Für Elektromobilität sind SUperCaps nur wenig geeignet, wegen der geringeren Speicherdichte gegenüber Akkus. Dafür sind sie umso mehr geeignet in einem Hybrid. Nicht nur wegen den Schnellspeicherfähigkeit (Rekuperation), sondern v.a. wegen der erheblichen Gewichtsersparnis gegenüber Akku. Zusätzlich wird der Motor im Hybrid zu einem passiven Rangeextender (Simplify, kein Getriebe). Insgesamt ergibt das dann ein Auto, dass auch preislich wieder attraktiv wird <10000 Euronen
Der Autor denkt eben wie ein Ingenieur. Er denkt: Elektro und Reichweite .. wer bitte hängt sich in einer EU mit EEG 100% an die Steckdose ? .. Nur ein Wahnsinniger würde das tun.
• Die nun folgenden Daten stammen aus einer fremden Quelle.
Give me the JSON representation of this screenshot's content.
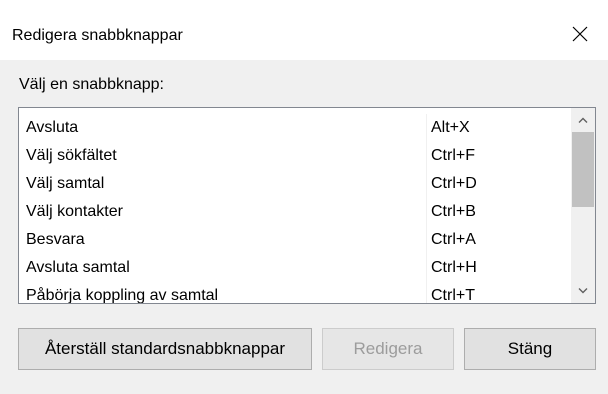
{
  "dialog": {
    "title": "Redigera snabbknappar",
    "prompt": "Välj en snabbknapp:"
  },
  "shortcuts": [
    {
      "name": "Avsluta",
      "key": "Alt+X"
    },
    {
      "name": "Välj sökfältet",
      "key": "Ctrl+F"
    },
    {
      "name": "Välj samtal",
      "key": "Ctrl+D"
    },
    {
      "name": "Välj kontakter",
      "key": "Ctrl+B"
    },
    {
      "name": "Besvara",
      "key": "Ctrl+A"
    },
    {
      "name": "Avsluta samtal",
      "key": "Ctrl+H"
    },
    {
      "name": "Påbörja koppling av samtal",
      "key": "Ctrl+T"
    }
  ],
  "buttons": {
    "reset_label": "Återställ standardsnabbknappar",
    "edit_label": "Redigera",
    "edit_enabled": false,
    "close_label": "Stäng"
  },
  "icons": {
    "close": "close-icon",
    "scroll_up": "chevron-up-icon",
    "scroll_down": "chevron-down-icon"
  }
}
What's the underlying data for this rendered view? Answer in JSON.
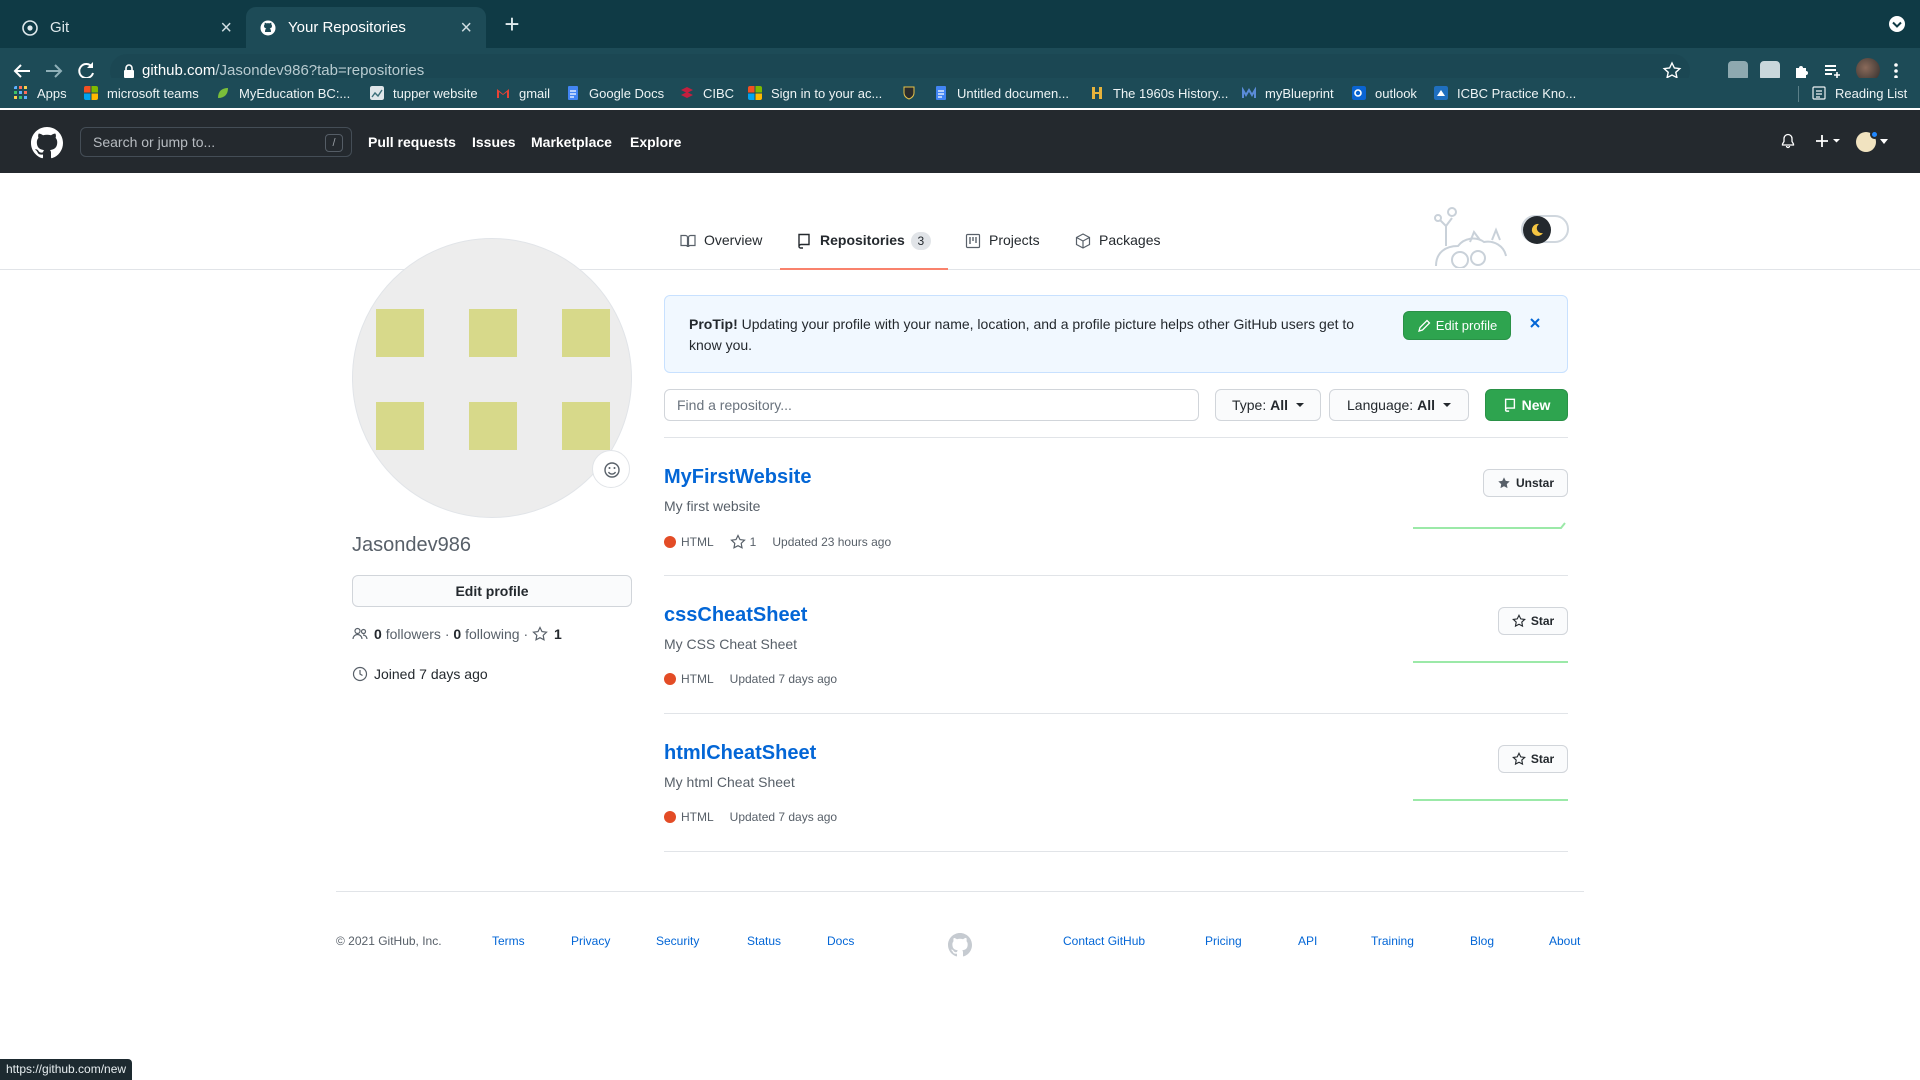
{
  "browser": {
    "tabs": [
      {
        "title": "Git",
        "icon": "chrome-favicon"
      },
      {
        "title": "Your Repositories",
        "icon": "github-favicon"
      }
    ],
    "url_host": "github.com",
    "url_path": "/Jasondev986?tab=repositories",
    "bookmarks": [
      {
        "label": "Apps",
        "color": "#ffffff"
      },
      {
        "label": "microsoft teams",
        "color": "#f25022"
      },
      {
        "label": "MyEducation BC:...",
        "color": "#7bbf3a"
      },
      {
        "label": "tupper website",
        "color": "#dfe6ea"
      },
      {
        "label": "gmail",
        "color": "#ea4335"
      },
      {
        "label": "Google Docs",
        "color": "#4285f4"
      },
      {
        "label": "CIBC",
        "color": "#c41f3e"
      },
      {
        "label": "Sign in to your ac...",
        "color": "#f25022"
      },
      {
        "label": "",
        "color": "#3b3b3b"
      },
      {
        "label": "Untitled documen...",
        "color": "#4285f4"
      },
      {
        "label": "The 1960s History...",
        "color": "#e7b33b"
      },
      {
        "label": "myBlueprint",
        "color": "#5a8bd8"
      },
      {
        "label": "outlook",
        "color": "#0a64d2"
      },
      {
        "label": "ICBC Practice Kno...",
        "color": "#1f6fbf"
      }
    ],
    "reading_list": "Reading List",
    "status_url": "https://github.com/new"
  },
  "github_header": {
    "search_placeholder": "Search or jump to...",
    "search_shortcut": "/",
    "nav": [
      "Pull requests",
      "Issues",
      "Marketplace",
      "Explore"
    ]
  },
  "profile_tabs": [
    {
      "label": "Overview",
      "icon": "book-icon"
    },
    {
      "label": "Repositories",
      "icon": "repo-icon",
      "count": "3",
      "selected": true
    },
    {
      "label": "Projects",
      "icon": "project-icon"
    },
    {
      "label": "Packages",
      "icon": "package-icon"
    }
  ],
  "sidebar": {
    "username": "Jasondev986",
    "edit_profile": "Edit profile",
    "followers_count": "0",
    "followers_label": "followers",
    "following_count": "0",
    "following_label": "following",
    "stars_count": "1",
    "joined": "Joined 7 days ago"
  },
  "protip": {
    "lead": "ProTip!",
    "text": "Updating your profile with your name, location, and a profile picture helps other GitHub users get to know you.",
    "button": "Edit profile"
  },
  "filters": {
    "search_placeholder": "Find a repository...",
    "type_label": "Type:",
    "type_value": "All",
    "language_label": "Language:",
    "language_value": "All",
    "new_button": "New"
  },
  "repos": [
    {
      "name": "MyFirstWebsite",
      "description": "My first website",
      "language": "HTML",
      "language_color": "#e34c26",
      "stars": "1",
      "updated": "Updated 23 hours ago",
      "star_button": "Unstar"
    },
    {
      "name": "cssCheatSheet",
      "description": "My CSS Cheat Sheet",
      "language": "HTML",
      "language_color": "#e34c26",
      "stars": "",
      "updated": "Updated 7 days ago",
      "star_button": "Star"
    },
    {
      "name": "htmlCheatSheet",
      "description": "My html Cheat Sheet",
      "language": "HTML",
      "language_color": "#e34c26",
      "stars": "",
      "updated": "Updated 7 days ago",
      "star_button": "Star"
    }
  ],
  "footer": {
    "copyright": "© 2021 GitHub, Inc.",
    "links_left": [
      "Terms",
      "Privacy",
      "Security",
      "Status",
      "Docs"
    ],
    "links_right": [
      "Contact GitHub",
      "Pricing",
      "API",
      "Training",
      "Blog",
      "About"
    ]
  },
  "colors": {
    "accent_link": "#0366d6",
    "primary_button": "#2ea44f",
    "selected_tab_underline": "#f9826c",
    "header_bg": "#24292e"
  }
}
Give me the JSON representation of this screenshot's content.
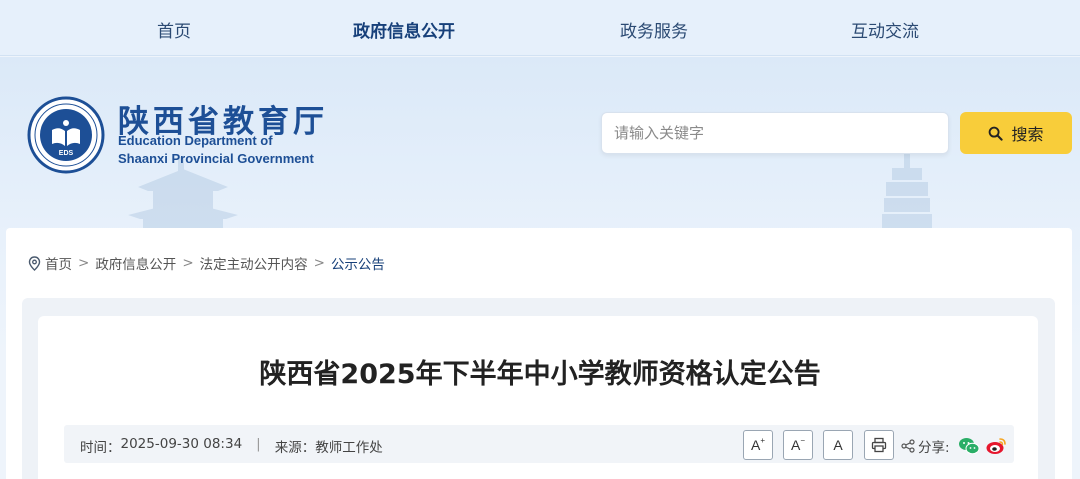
{
  "nav": {
    "items": [
      {
        "label": "首页"
      },
      {
        "label": "政府信息公开"
      },
      {
        "label": "政务服务"
      },
      {
        "label": "互动交流"
      }
    ]
  },
  "header": {
    "logo_cn": "陕西省教育厅",
    "logo_en_line1": "Education Department of",
    "logo_en_line2": "Shaanxi Provincial Government",
    "emblem_text": "EDS"
  },
  "search": {
    "placeholder": "请输入关键字",
    "button_label": "搜索"
  },
  "breadcrumb": {
    "items": [
      "首页",
      "政府信息公开",
      "法定主动公开内容",
      "公示公告"
    ],
    "separator": ">"
  },
  "article": {
    "title": "陕西省2025年下半年中小学教师资格认定公告",
    "time_label": "时间：",
    "time_value": "2025-09-30 08:34",
    "divider": "|",
    "source_label": "来源：",
    "source_value": "教师工作处"
  },
  "tools": {
    "font_larger": "A",
    "font_smaller": "A",
    "font_default": "A",
    "share_label": "分享:"
  },
  "colors": {
    "brand_blue": "#1d4f96",
    "search_button": "#f8cd3a",
    "wechat_green": "#2aae67",
    "weibo_red": "#e6162d"
  }
}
Global gibt es diese hysterische Diskussion rund ums Elektroauto ohnehin nicht. Man fährt mit Benzin … und die meisten Schwellenländer fangen damit erst an. Unterdrückt vom Westen, sehen sich Schwellenländer gerade auf dem aufsteigenden Ast (siehe Brasilien, Venezuela, Indien, arabische Länder etc.). Die Aufgabe ist also nicht rein Elektro … sondern Optimierung der Verbrennung auf der nördlichen Hemisphere (Ölunabhängigkeit) – immer weniger Öl wird ankommen… es wird einfach von den demographisch stark wachsenden ölprodzierenden Länder selbst verbraucht. Was wir also brauchen ist Multifuel. Zu letzteren gibt es die unterschiedlichsten Konzepte. Verzichtet man auf Getriebe (serieller Hybrid) dreht sich alles um Gewichtsersparnis (SuperCaps, Carbon), Rekuperation (Schnellladefähigkeit) und darum wie man dann die 5-20kw passiv erzeugt Der 5-20kw werden wahrscheinl modular
Nun, vieles was gesagt wurde ist richtig und unrichtig, wichtig ist, man redet nicht von heutigen Supercaps sondern von denen in naher Zukunft , die bereits in der Entwicklung sind. Diese haben eine Kapazität ählich wie Li-ion und sind aus einem reichlich verfügbaren Material, Kohlenstoff.
Grüße
René
> Ich finde auch die Idee von Mazda mutig und gut.
Welche Idee denn genau?
Das regenerative Bremssystem namens i-Eloop
> Falls eine Dissertation zu dem _Thame_ zu komplex ist,
Typo.
Danke, ist gefixt
Haben sie aich die grossen Vorteile von Physikalischen Stromspeichern erkannt?
Millionenfaches laden bei jeder Temperatur, umweltfreundlich, da keine Chemische Umwandlung sattfindet.
In Australien wird bereits über Graphenspeicherplatten berichtet. Das dürfte meiner Ansicht nach die neue Generation der Physikalischen Stromspeicher werden. Wir haben dazu die Elektronik, mit der diese Speicher ganz gezielt be und entladen werden können.
MfG
Bernd Hermann
Haben sie auch die großen Vorteile von Physikalischen Stromspeichern erkannt?
Millionenfaches laden bei jeder Temperatur, umweltfreundlich, da keine Chemische Umwandlung sattfindet.
In Australien wird bereits über Graphenspeicherplatten berichtet. Das dürfte meiner Ansicht nach die neue Generation der Physikalischen Stromspeicher werden. Wir haben dazu die Elektronik, mit der diese Speicher ganz gezielt be- und entladen werden können.
MfG
Bernd Hermann
Hallo Herr Balzer,
danke für Ihren interessanten Artikel, der aber auch irrtümliche Betrachtungen enthält:
Ein (sehr schwerer) 2-Tonnen PKW benötigt bei Tempo 100 ca. 25 kW Leistung gegen die Fahrwiderstände und Eigenverluste, d.h. im Mittel zwischen 0 und 100 km/h vielleicht 10 kW. Von 128 kW abgezogen bleiben 118 kW. Bei einem E-Golf oder Zoe wäre es eher 1,6 Tonnen PKW wären es 102 kW und damit nach Abzug der Fahrwiderstände etwa 92 kW
Ein E-Auto-Bordnetz hat sicherlich 250 – 800 Volt Systemspannung und nicht 25 Volt. Daher lautet die Rechnung 92 kW / 400 Volt, bleiben also maximal 295 Ampere.
Nun gibt es ja PKW-Ladestationen (z.B. Tesla), die mit 135 kW Ladeleistung arbeiten. Deutsche CCS-Lader sind mit 50 kW spezifiziert, mit der Option auf bis zu 150 kW. Ob der Aufwand für die 6 Sekunden-Ladung aus der Energie einer Vollbremsung unbedingt in den Akku rücktransferieren muss, möchte ich mal anzweifeln. Wie wenige Vollbremsungen macht man den pro Tag und wieviele geringe bis mittlere Bremsungen?
Bei herkömmlichen E-PKW geht man von Rekuperations-Rückgewinnen von ca. 5-10 % der Bremsenergie aus. Hier ist also noch Luft nach oben, eventuell ja mit Super-Kondendensatoren. Eine schöne Ingenieur-Aufgabe!